新型コロナウイルス感染拡大の影響により森保ジャパンの“切り札”招集に暗雲が垂れ込めてきた。東京五輪を戦う森保ジャパンは3月の2試合および合宿の中止を決定。6月のフランス遠征も実施が不透明になっている。今後はW杯予選が延期方針になった6月のA代表活動も利用しながら強化を図るが、難題となるのがオーバーエージ(OA)枠。期待される欧州組からの招集は厳しそうで、戦略の再構築は避けられない情勢だ。

 国際サッカー連盟(FIFA)とアジアサッカー連盟(AFC)は、3月と6月に予定されていたW杯アジア2次予選の延期で9日に合意。当該国の合意と両連盟の承認があれば通常通り開催される選択肢も残されているが、発表から一夜明けて都内で取材に応じた日本サッカー協会の田嶋幸三会長(62)は「3月、6月も流れると思っていたほうがいい」と話し、延期は確実な状況だ。

 A代表の公式戦が9月までなくなったことで、兼任の森保一監督(51)は東京五輪に向けてU―23日本代表の指揮に専念できる環境となった。田嶋会長も「5月、6月は五輪を中心にやるのか。いい機会にしたらいい」と言うように、今後はU―23日本代表が出場予定だったトゥーロン国際大会(フランス)、A代表がW杯予選を予定していた6月の国際Aマッチデーをフル活用して東京五輪に向けた強化を図っていくことになる。

 ただ新型コロナウイルスの脅威が、日程の混乱だけでなくチーム編成にも大きな影を落としそうだ。「ただでさえ欧州のクラブは五輪への派遣に消極的だが、今回の影響でさらに(交渉で)かたくなになる。OAならなおさら。日本で一定期間過ごすリスク、移動も極力させたくない。オフの期間は選手を手元に置いておきたいだろう」とJクラブ関係者は指摘する。

 欧州では爆発的に感染者数が増えているイタリアをはじめ、フランス、ドイツ、スペインでも急激に広がっている。感染拡大が悪化の一途をたどる状況に欧州クラブは過敏になっており、五輪世代にあたらないOA選手の派遣に協力する可能性が低くなっているという。

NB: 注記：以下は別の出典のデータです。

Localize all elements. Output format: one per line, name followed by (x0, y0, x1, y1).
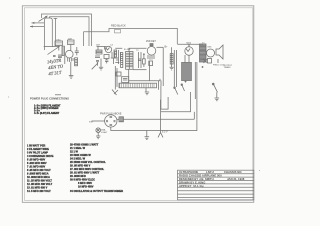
svg-text:OSC: OSC (56, 39, 61, 41)
svg-text:RED BLACK: RED BLACK (111, 24, 126, 28)
svg-text:LIGHT: LIGHT (101, 132, 108, 134)
svg-text:34 OSCILLATOR & OUTPUT TRAN: 34 OSCILLATOR & OUTPUT TRANSFORMER (70, 190, 123, 193)
svg-text:JAN 31, 1938: JAN 31, 1938 (227, 177, 245, 181)
svg-text:IF 456: IF 456 (124, 49, 131, 51)
svg-text:5Y3: 5Y3 (187, 42, 192, 45)
svg-text:16 MFD 450V: 16 MFD 450V (78, 185, 94, 188)
svg-text:CHASSIS NO.: CHASSIS NO. (224, 170, 242, 174)
svg-text:EXT: EXT (89, 121, 94, 123)
svg-text:POWER PLUG CONNECTIONS: POWER PLUG CONNECTIONS (30, 96, 69, 100)
svg-text:14 .5 MFD 200 VOLT: 14 .5 MFD 200 VOLT (27, 190, 51, 193)
svg-text:M.L.Sig: M.L.Sig (192, 184, 204, 188)
svg-text:4- B- (6.3V) FILAMENT: 4- B- (6.3V) FILAMENT (34, 112, 60, 115)
svg-text:6.3 V: 6.3 V (162, 131, 168, 134)
svg-text:TRANS: TRANS (224, 66, 232, 69)
svg-text:2ND DET: 2ND DET (146, 41, 156, 43)
svg-text:PWR PLUG ABOVE: PWR PLUG ABOVE (100, 112, 122, 115)
svg-text:APPD BY: APPD BY (179, 184, 192, 188)
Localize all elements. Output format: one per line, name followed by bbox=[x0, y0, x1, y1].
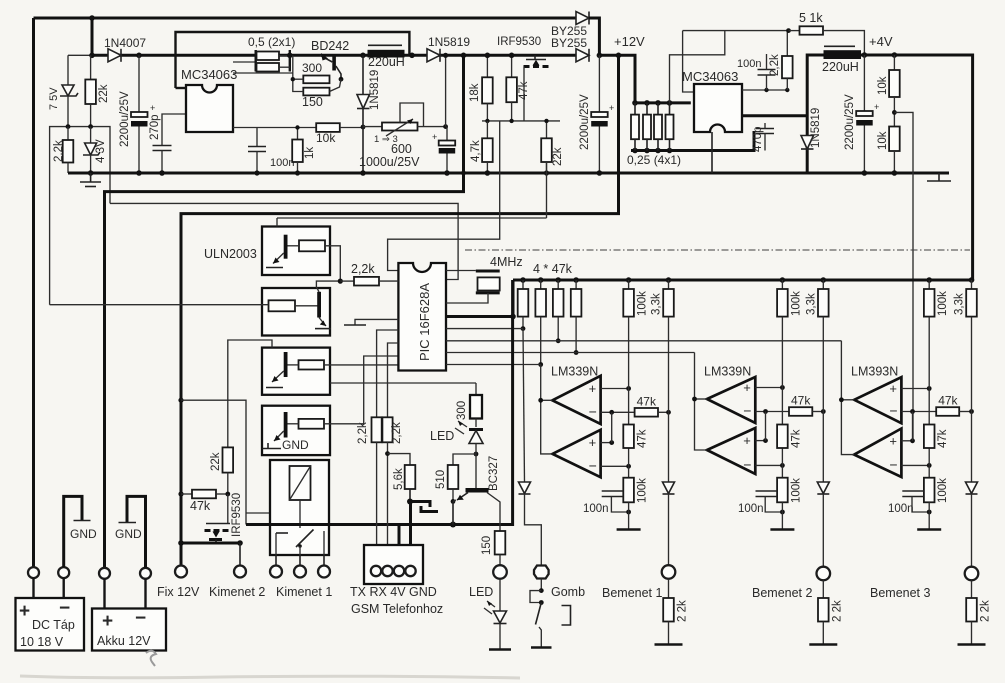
svg-text:100n: 100n bbox=[738, 503, 764, 515]
resistor 2,2k pic input bbox=[340, 280, 354, 282]
resistor 47k p3 bbox=[555, 277, 561, 283]
svg-text:4 * 47k: 4 * 47k bbox=[533, 262, 573, 276]
resistor 47k feedback horizontal bbox=[635, 408, 658, 417]
svg-text:+4V: +4V bbox=[869, 34, 893, 49]
svg-text:BY255: BY255 bbox=[551, 36, 587, 50]
node after 1N4007 bbox=[89, 53, 95, 59]
svg-text:−: − bbox=[589, 457, 597, 473]
svg-text:3,3k: 3,3k bbox=[805, 293, 817, 315]
svg-text:47k: 47k bbox=[190, 499, 211, 513]
svg-text:2,2k: 2,2k bbox=[391, 422, 403, 444]
svg-text:Kimenet 1: Kimenet 1 bbox=[276, 585, 332, 599]
wire switch node to inductor bbox=[807, 55, 824, 172]
capacitor 470p bbox=[756, 128, 774, 130]
svg-text:47k: 47k bbox=[938, 394, 958, 408]
svg-text:10 18 V: 10 18 V bbox=[20, 635, 64, 649]
resistor 2,2k input bbox=[971, 580, 973, 598]
wire ground bus bbox=[68, 172, 949, 175]
svg-text:Bemenet 3: Bemenet 3 bbox=[870, 586, 931, 600]
wire MC2 gnd pin bbox=[711, 132, 713, 173]
resistor 47k vertical bbox=[777, 425, 788, 449]
svg-text:+: + bbox=[743, 433, 751, 448]
svg-text:4MHz: 4MHz bbox=[490, 255, 523, 269]
svg-text:LM339N: LM339N bbox=[704, 365, 751, 379]
resistor 300 bbox=[303, 76, 329, 84]
svg-text:+: + bbox=[589, 381, 597, 396]
svg-text:−: − bbox=[589, 403, 597, 419]
wire divider tap to LM393 bbox=[894, 112, 913, 440]
resistor 47k fix bbox=[178, 491, 183, 496]
svg-text:Bemenet 1: Bemenet 1 bbox=[602, 586, 663, 600]
svg-text:2,2k: 2,2k bbox=[769, 54, 781, 76]
svg-text:DC Táp: DC Táp bbox=[32, 618, 75, 632]
driver cell 3 bbox=[262, 348, 330, 395]
wire inputs bbox=[901, 388, 929, 390]
ground symbol bbox=[928, 502, 930, 529]
svg-text:MC34063: MC34063 bbox=[682, 69, 738, 84]
transistor BC327 bbox=[466, 488, 489, 493]
svg-text:2,2k: 2,2k bbox=[357, 422, 369, 444]
switch Gomb bbox=[540, 579, 542, 591]
svg-text:3,3k: 3,3k bbox=[651, 293, 663, 315]
svg-text:4,7k: 4,7k bbox=[470, 140, 482, 162]
svg-text:LM339N: LM339N bbox=[551, 365, 598, 379]
diode input clamp bbox=[971, 412, 973, 483]
terminal Kimenet 1 bbox=[275, 555, 277, 566]
svg-text:+: + bbox=[743, 380, 751, 395]
resistor 47k feedback horizontal bbox=[936, 407, 959, 416]
svg-text:+: + bbox=[889, 433, 897, 448]
svg-text:7 5V: 7 5V bbox=[48, 87, 60, 110]
resistor 100k top bbox=[626, 277, 632, 283]
svg-text:100n: 100n bbox=[737, 58, 761, 70]
svg-text:Kimenet 2: Kimenet 2 bbox=[209, 585, 265, 599]
capacitor 2200u/25V no1 bbox=[138, 55, 140, 112]
svg-text:10k: 10k bbox=[877, 131, 889, 150]
wire LED drive bbox=[330, 382, 476, 384]
svg-text:+12V: +12V bbox=[614, 34, 645, 49]
svg-text:2 2k: 2 2k bbox=[980, 600, 992, 622]
capacitor 100n bbox=[602, 490, 624, 492]
svg-text:100n: 100n bbox=[583, 503, 609, 515]
wire PIC button line bbox=[446, 328, 523, 330]
ground stub PIC left bbox=[355, 319, 398, 324]
resistor 47k p2 bbox=[538, 277, 544, 283]
wire drop to diode row bbox=[91, 18, 94, 55]
comparator LM339N s1 A bbox=[552, 376, 600, 424]
resistor 22k power bbox=[546, 121, 548, 138]
wire +12V bbox=[599, 55, 635, 103]
svg-text:100k: 100k bbox=[637, 478, 649, 503]
svg-text:300: 300 bbox=[456, 401, 468, 420]
svg-text:0,5 (2x1): 0,5 (2x1) bbox=[248, 35, 295, 49]
ground stub DC bbox=[64, 496, 82, 567]
svg-text:2,2k: 2,2k bbox=[53, 140, 65, 162]
svg-text:100k: 100k bbox=[790, 291, 802, 316]
inductor 220uH no2 bbox=[824, 45, 855, 47]
diode BY255 lower bbox=[576, 49, 589, 62]
terminal Fix 12V bbox=[175, 566, 187, 578]
inductor 220uH no1 bbox=[368, 44, 402, 46]
svg-text:18k: 18k bbox=[469, 83, 481, 102]
resistor 22k top-left bbox=[90, 55, 92, 79]
svg-text:LED: LED bbox=[469, 585, 493, 599]
svg-text:IRF9530: IRF9530 bbox=[231, 493, 243, 537]
svg-text:2200u/25V: 2200u/25V bbox=[119, 91, 131, 147]
svg-text:2200u/25V: 2200u/25V bbox=[844, 94, 856, 150]
wire akku rail bbox=[105, 55, 464, 568]
wire base resistor bars bbox=[293, 55, 304, 91]
driver cell 2 bbox=[262, 288, 330, 336]
resistor 47k vertical bbox=[924, 425, 935, 449]
zener 4.3V bbox=[90, 127, 92, 143]
comparator LM339N s1 B bbox=[552, 430, 600, 477]
resistor 100k top bbox=[926, 277, 932, 283]
bracket glyph bbox=[562, 606, 571, 626]
resistor 2,2k input bbox=[822, 580, 824, 598]
connector Akku box bbox=[92, 609, 166, 651]
terminal Bemenet 1 bbox=[662, 565, 676, 579]
svg-text:−: − bbox=[59, 598, 70, 619]
resistor 2.2k top-left bbox=[67, 127, 69, 140]
svg-text:BD242: BD242 bbox=[311, 39, 349, 53]
resistor 1k bbox=[297, 128, 299, 140]
wire thick 4V bus bbox=[246, 280, 513, 525]
svg-text:−: − bbox=[743, 403, 751, 419]
svg-text:+: + bbox=[874, 102, 879, 112]
svg-text:300: 300 bbox=[302, 61, 322, 75]
resistor 5,6k bbox=[388, 454, 411, 465]
LED indicator diode bbox=[469, 428, 483, 431]
svg-text:47k: 47k bbox=[790, 429, 802, 448]
wire +12V feed to logic box bbox=[181, 55, 619, 566]
connector bracket b bbox=[421, 506, 438, 512]
svg-text:47k: 47k bbox=[937, 429, 949, 448]
svg-text:100k: 100k bbox=[937, 478, 949, 503]
svg-text:+: + bbox=[102, 611, 113, 632]
svg-text:2,2k: 2,2k bbox=[351, 262, 375, 276]
svg-text:+: + bbox=[609, 103, 614, 113]
terminal Akku minus bbox=[140, 568, 151, 579]
relay drive wire bbox=[178, 398, 183, 403]
svg-text:47k: 47k bbox=[637, 394, 657, 408]
resistor 10k lower bbox=[889, 127, 900, 152]
svg-text:2200u/25V: 2200u/25V bbox=[579, 94, 591, 150]
wire gate divider node bbox=[482, 120, 560, 122]
resistor 3,3k top bbox=[666, 277, 672, 283]
driver cell 1 bbox=[262, 227, 330, 276]
svg-text:−: − bbox=[889, 456, 897, 472]
terminal DC minus bbox=[58, 567, 69, 578]
resistor 10k horizontal bbox=[316, 123, 340, 132]
terminal Akku plus bbox=[99, 568, 110, 579]
transistor BD242 bbox=[332, 56, 336, 71]
node junction top bbox=[89, 15, 95, 21]
wire PIC comp2 line bbox=[446, 352, 695, 354]
potentiometer 600 bbox=[363, 126, 382, 128]
svg-text:TX RX 4V GND: TX RX 4V GND bbox=[350, 585, 437, 599]
wire MC2 switch pin bbox=[742, 114, 807, 117]
capacitor 100n bbox=[902, 490, 924, 492]
wire 4.3V supply to PIC bbox=[110, 203, 458, 279]
scan artifact bottom bbox=[20, 676, 520, 678]
svg-text:600: 600 bbox=[391, 142, 412, 156]
svg-text:1N5819: 1N5819 bbox=[810, 108, 822, 148]
wire second bus bbox=[68, 54, 92, 56]
resistor 100k vertical bbox=[924, 478, 935, 503]
capacitor 2200u/25V no3 bbox=[863, 55, 865, 111]
diode 1N4007 bbox=[108, 49, 121, 62]
resistor 510 bbox=[474, 452, 479, 457]
resistor 5,1k bbox=[789, 30, 800, 32]
resistor 300 led bbox=[475, 383, 477, 395]
driver cell 4 bbox=[262, 406, 330, 455]
connector GSM box bbox=[364, 545, 423, 584]
svg-text:+: + bbox=[432, 132, 437, 142]
svg-text:1000u/25V: 1000u/25V bbox=[359, 155, 420, 169]
wire top bus +in bbox=[34, 17, 577, 20]
wire divider to PIC MCLR bbox=[388, 121, 500, 271]
wire 4.3V regulator frame bbox=[50, 127, 110, 305]
comparator LM339N s2 B bbox=[707, 428, 755, 474]
resistor 4,7k bbox=[486, 121, 488, 138]
terminal Kimenet 2 bbox=[234, 566, 246, 578]
svg-text:4 3V: 4 3V bbox=[95, 139, 107, 163]
resistor 18k bbox=[486, 55, 488, 77]
resistor 2,2k rx bbox=[382, 417, 392, 442]
terminal Bemenet 2 bbox=[817, 567, 831, 581]
svg-text:GND: GND bbox=[115, 527, 142, 541]
zener 7.5V bbox=[67, 55, 69, 85]
svg-text:PIC 16F628A: PIC 16F628A bbox=[417, 283, 432, 361]
svg-text:150: 150 bbox=[302, 95, 323, 109]
diode input clamp bbox=[668, 412, 670, 482]
ground symbol right bbox=[938, 173, 940, 181]
svg-text:2 2k: 2 2k bbox=[831, 600, 843, 622]
svg-text:100k: 100k bbox=[637, 291, 649, 316]
svg-text:Gomb: Gomb bbox=[551, 585, 585, 599]
resistor 47k feedback horizontal bbox=[789, 407, 812, 416]
resistor 47k p4 bbox=[573, 277, 579, 283]
wire PIC comp3 line bbox=[446, 340, 841, 342]
svg-text:Fix 12V: Fix 12V bbox=[157, 585, 200, 599]
svg-text:47k: 47k bbox=[791, 394, 811, 408]
wire output column bbox=[541, 365, 553, 454]
capacitor 270p bbox=[162, 114, 186, 145]
svg-text:5 1k: 5 1k bbox=[799, 11, 823, 25]
wire 22k to cell3 bbox=[228, 340, 272, 447]
ground symbol bbox=[781, 502, 783, 529]
svg-text:−: − bbox=[889, 403, 897, 419]
wire resistor column bbox=[628, 317, 630, 503]
svg-text:47k: 47k bbox=[637, 429, 649, 448]
dash-dot section divider bbox=[465, 249, 970, 251]
wire resistor column bbox=[781, 317, 783, 503]
wire MC2 fb pin bbox=[742, 89, 787, 91]
svg-text:Akku 12V: Akku 12V bbox=[97, 634, 151, 648]
wire output column bbox=[695, 353, 708, 451]
wire cell2 input from regulator bbox=[50, 304, 269, 306]
wire +4V bus bbox=[861, 55, 973, 281]
svg-text:−: − bbox=[743, 456, 751, 472]
resistor 100k vertical bbox=[623, 478, 634, 503]
diode BY255 top bbox=[576, 12, 589, 25]
resistor 47k p1 bbox=[520, 277, 526, 283]
resistor 2,2k tx bbox=[372, 417, 382, 442]
ground symbol left bbox=[90, 173, 92, 182]
resistor 150 bbox=[303, 88, 329, 96]
svg-text:1k: 1k bbox=[304, 147, 316, 159]
svg-text:0,25 (4x1): 0,25 (4x1) bbox=[627, 153, 681, 167]
svg-text:1N5819: 1N5819 bbox=[369, 70, 381, 110]
connector bracket a bbox=[411, 502, 430, 508]
svg-text:10k: 10k bbox=[316, 131, 336, 145]
svg-text:150: 150 bbox=[481, 536, 493, 555]
svg-text:−: − bbox=[135, 608, 146, 629]
svg-text:+: + bbox=[889, 381, 897, 396]
diode 1N5819 vertical bbox=[362, 55, 364, 94]
wire reference line bbox=[277, 217, 547, 219]
svg-text:GND: GND bbox=[282, 438, 309, 452]
svg-text:5,6k: 5,6k bbox=[393, 468, 405, 490]
svg-text:+: + bbox=[19, 601, 30, 622]
wire cell4 to PIC bbox=[324, 356, 398, 424]
wire output column bbox=[841, 341, 854, 455]
wire inputs bbox=[601, 388, 629, 390]
resistor 100k vertical bbox=[777, 478, 788, 503]
terminal Bemenet 3 bbox=[965, 567, 979, 581]
terminal Gomb bbox=[534, 566, 549, 579]
resistor 3,3k top bbox=[821, 277, 827, 283]
svg-text:1N5819: 1N5819 bbox=[428, 35, 470, 49]
ground stub Akku bbox=[127, 496, 146, 567]
comparator LM393N s3 B bbox=[854, 429, 901, 478]
wire MC1 pins right bbox=[233, 61, 256, 63]
capacitor 1000u/25V bbox=[446, 127, 448, 141]
svg-text:22k: 22k bbox=[210, 452, 222, 471]
resistor 22k uln bbox=[223, 447, 234, 472]
svg-text:470p: 470p bbox=[752, 126, 764, 152]
wire PIC TX line bbox=[377, 330, 399, 417]
diode input clamp bbox=[822, 412, 824, 483]
svg-text:270p: 270p bbox=[149, 114, 161, 140]
svg-text:100k: 100k bbox=[937, 291, 949, 316]
svg-text:BC327: BC327 bbox=[488, 456, 500, 491]
svg-text:220uH: 220uH bbox=[822, 60, 859, 74]
wire resistor column bbox=[928, 317, 930, 503]
resistor 47k vertical bbox=[623, 425, 634, 449]
svg-text:GSM Telefonhoz: GSM Telefonhoz bbox=[351, 602, 443, 616]
resistor 100k top bbox=[780, 277, 786, 283]
capacitor 2200u/25V no2 bbox=[598, 55, 600, 112]
IC MC34063 no2 bbox=[694, 84, 742, 132]
svg-text:22k: 22k bbox=[98, 84, 110, 103]
relay box bbox=[270, 460, 329, 555]
svg-text:LED: LED bbox=[430, 429, 454, 443]
wire PIC comp1 line bbox=[446, 364, 541, 366]
capacitor 100n no1 bbox=[256, 128, 258, 147]
ground symbol bbox=[628, 502, 630, 529]
svg-text:1N4007: 1N4007 bbox=[104, 36, 146, 50]
svg-text:100n: 100n bbox=[270, 157, 294, 169]
svg-text:10k: 10k bbox=[877, 76, 889, 95]
svg-text:MC34063: MC34063 bbox=[181, 67, 237, 82]
wire PIC RX line bbox=[388, 343, 399, 417]
svg-text:3,3k: 3,3k bbox=[954, 293, 966, 315]
diode 1N5819 horizontal bbox=[427, 49, 440, 62]
svg-text:100k: 100k bbox=[790, 478, 802, 503]
capacitor 100n bbox=[756, 490, 778, 492]
comparator LM339N s2 A bbox=[707, 377, 755, 423]
svg-text:2 2k: 2 2k bbox=[677, 600, 689, 622]
svg-text:Bemenet 2: Bemenet 2 bbox=[752, 586, 813, 600]
wire MC34063 feedback loop bbox=[176, 32, 410, 88]
resistor 3,3k top bbox=[969, 277, 975, 283]
terminal DC plus bbox=[28, 567, 39, 578]
wire button pullup bbox=[523, 329, 525, 482]
terminal LED bbox=[493, 565, 507, 579]
comparator LM393N s3 A bbox=[854, 377, 901, 423]
resistor 0,5 (2x1) pair bbox=[254, 50, 256, 72]
LED external diode bbox=[499, 579, 501, 611]
resistor network 0,25 (4x1) bbox=[635, 101, 691, 104]
svg-text:+: + bbox=[150, 103, 155, 113]
resistor 2,2k input bbox=[668, 579, 670, 598]
wire inputs bbox=[755, 387, 782, 389]
resistor 150 bbox=[495, 531, 506, 555]
svg-text:220uH: 220uH bbox=[368, 55, 405, 69]
resistor 47k power bbox=[511, 55, 513, 77]
diode 1N5819 no3 bbox=[801, 136, 814, 150]
svg-text:ULN2003: ULN2003 bbox=[204, 247, 257, 261]
svg-text:510: 510 bbox=[435, 470, 447, 489]
wire feedback top MC2 bbox=[683, 31, 694, 92]
svg-text:IRF9530: IRF9530 bbox=[497, 36, 541, 48]
svg-text:22k: 22k bbox=[552, 147, 564, 166]
resistor 10k upper bbox=[893, 55, 895, 70]
svg-text:100n: 100n bbox=[888, 503, 914, 515]
svg-text:GND: GND bbox=[70, 527, 97, 541]
svg-text:LM393N: LM393N bbox=[851, 365, 898, 379]
diode button clamp bbox=[519, 482, 531, 494]
wire fix12V node bbox=[181, 542, 240, 545]
resistor 2,2k mc2 bbox=[786, 31, 788, 56]
svg-text:+: + bbox=[589, 435, 597, 450]
crystal 4MHz bbox=[446, 270, 476, 272]
IC MC34063 no1 bbox=[186, 85, 233, 132]
wire left feed from DC Tap plus bbox=[32, 18, 35, 567]
connector DC Tap box bbox=[16, 598, 85, 651]
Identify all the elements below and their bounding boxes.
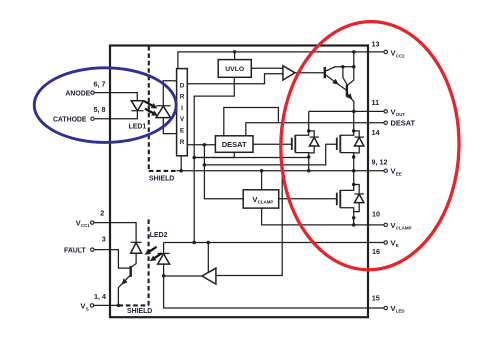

 OA起用が難しくなるのはどの国も一緒だが、強豪撃破のため欧州組で大幅な戦力増を狙っていた日本にとっては特に痛手。手薄なセンターFWは大迫勇也(29=ブレーメン)の招集を見込んでいたが、これがかなわなければ戦略の見直しを余儀なくされる。OAが五輪に協力的なJクラブ限定となれば、森保ジャパンのメダル獲得プランは大きく狂いそうだ。